Conclusion: Avoiding the Engagement Trap
There are times and issues that make it advantageous for the United States to cooperate and conduct diplomacy with China. Leader-level meetings can produce practical benefits and positive outcomes. The challenge for the Trump Administration is to extract those benefits without falling into the same misguided engagement framework that ensnared many of its predecessors.[REF] The reason many “China hawks” cast a skeptical eye on diplomacy with Beijing is that Chinese diplomats have historically outmaneuvered their U.S. counterparts.[REF]
Two primary elements of China’s diplomatic strategy vis-à-vis the United States have consistently proven to be effective.
First, China consistently emphasizes to U.S. leaders that the key to stability in the U.S.–China relationship is for the United States to avoid taking competitive actions against China. Somehow, as if by magic, China’s espionage, theft of intellectual property, seizure of islands, fentanyl exports, military coercion, and chip smuggling are never responsible for threatening engagement or destabilizing the relationship.
Second, and relatedly, China ensures that high-level meetings are consistently placed on the horizon so that the United States is perpetually fearful of spoiling the optics of the next meeting. The risk is that U.S. officials will become obsessed with not “rocking the boat” and end up overcompensating by halting, slowing, or rolling back actions that advance and defend U.S. interests without gaining sufficient corresponding benefits.
Some things should be negotiable. For example, tariff rates, visa procedures, and agricultural purchases are all fair game. Other things, however, must remain non-negotiable. The trafficking in poison that kills American children is non-negotiable. Permitting others to steal America’s best technology or the personal information of millions of its citizens is non-negotiable. Withholding support for allies and partners to appease an adversarial regime is non-negotiable.

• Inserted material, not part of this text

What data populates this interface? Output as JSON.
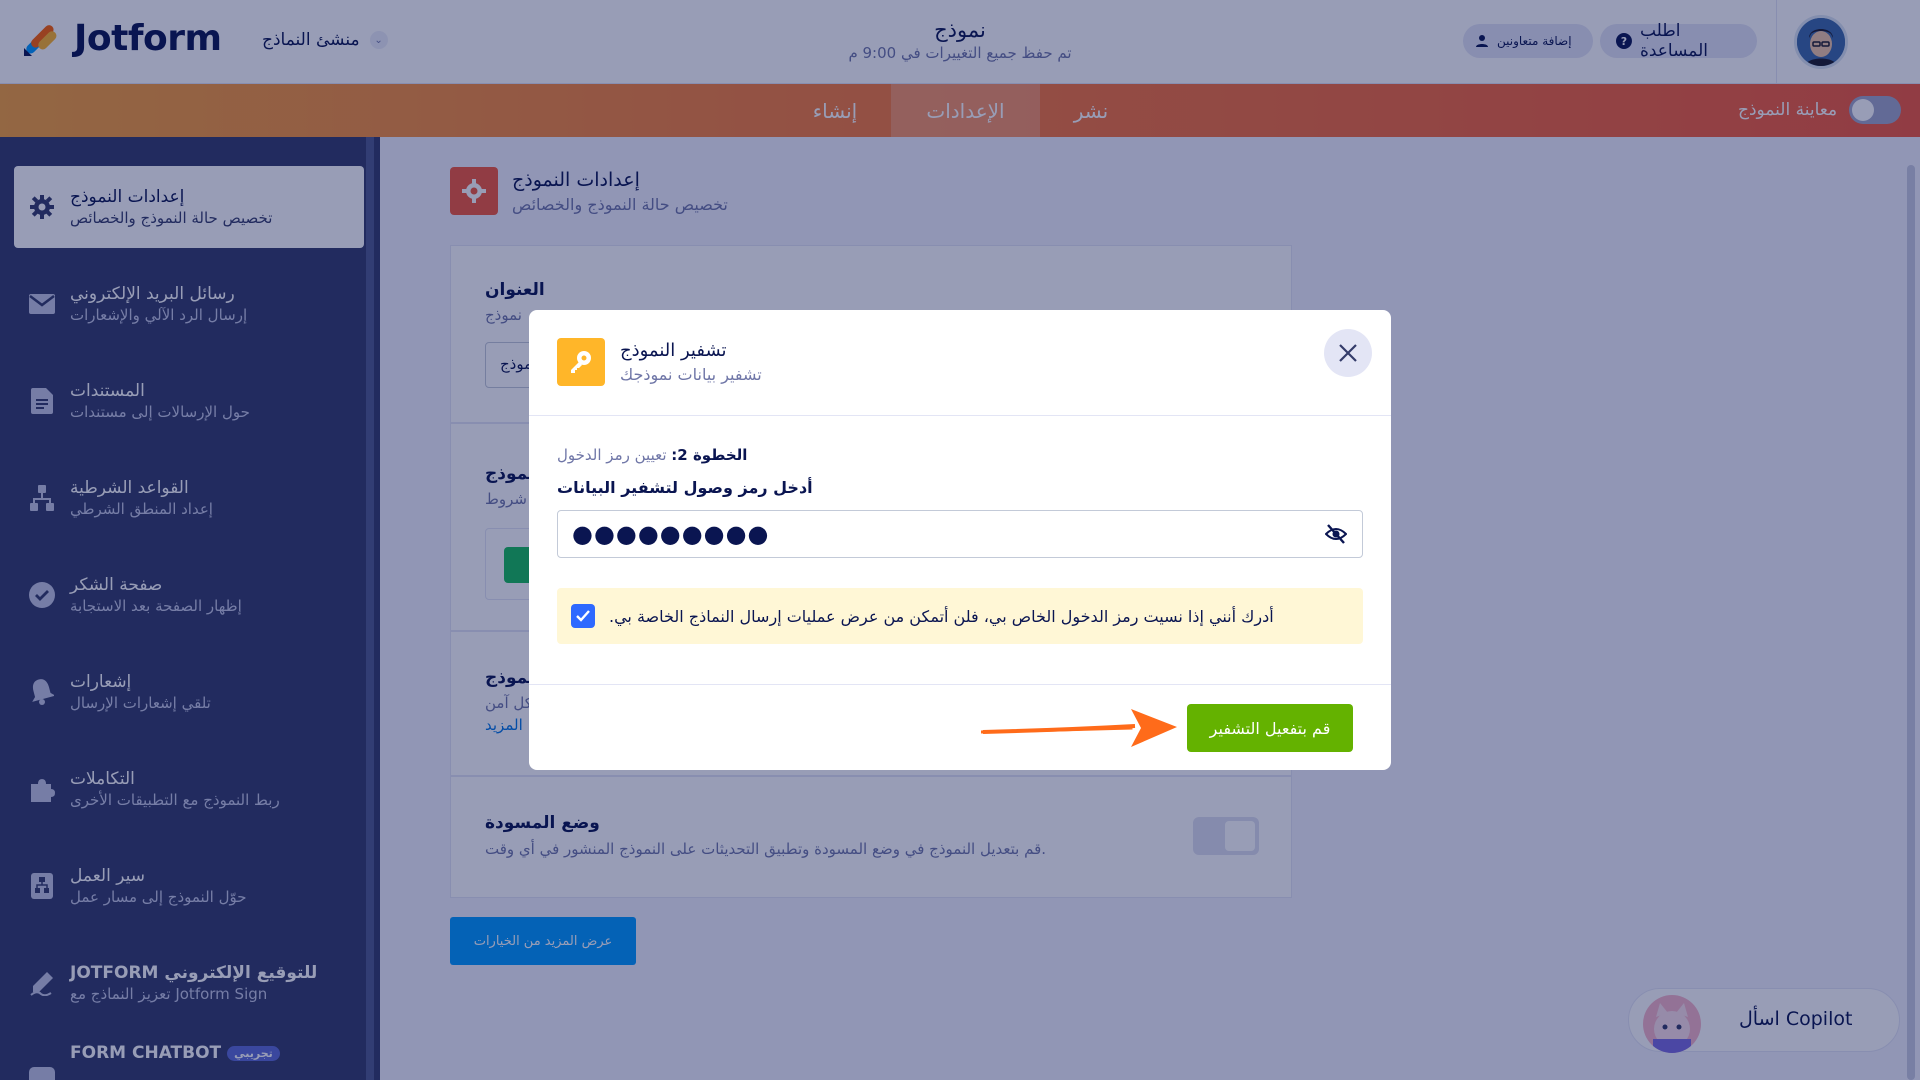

To engage China effectively in this current era of U.S.–China relations, the Trump Administration must be alert, wise, and reactive to China’s strategy of tactically horse-trading on negotiable items while avoiding concessions on strategic priorities. Doing so will ensure that the Trump Administration continues to put the safety, security, and prosperity of the American people first.
Andrew J. Harding is Policy Analyst for National Security and Indo-Pacific Affairs in the Asian Studies Center at The Heritage Foundation. Jeff M. Smith is Director of the Asian Studies Center.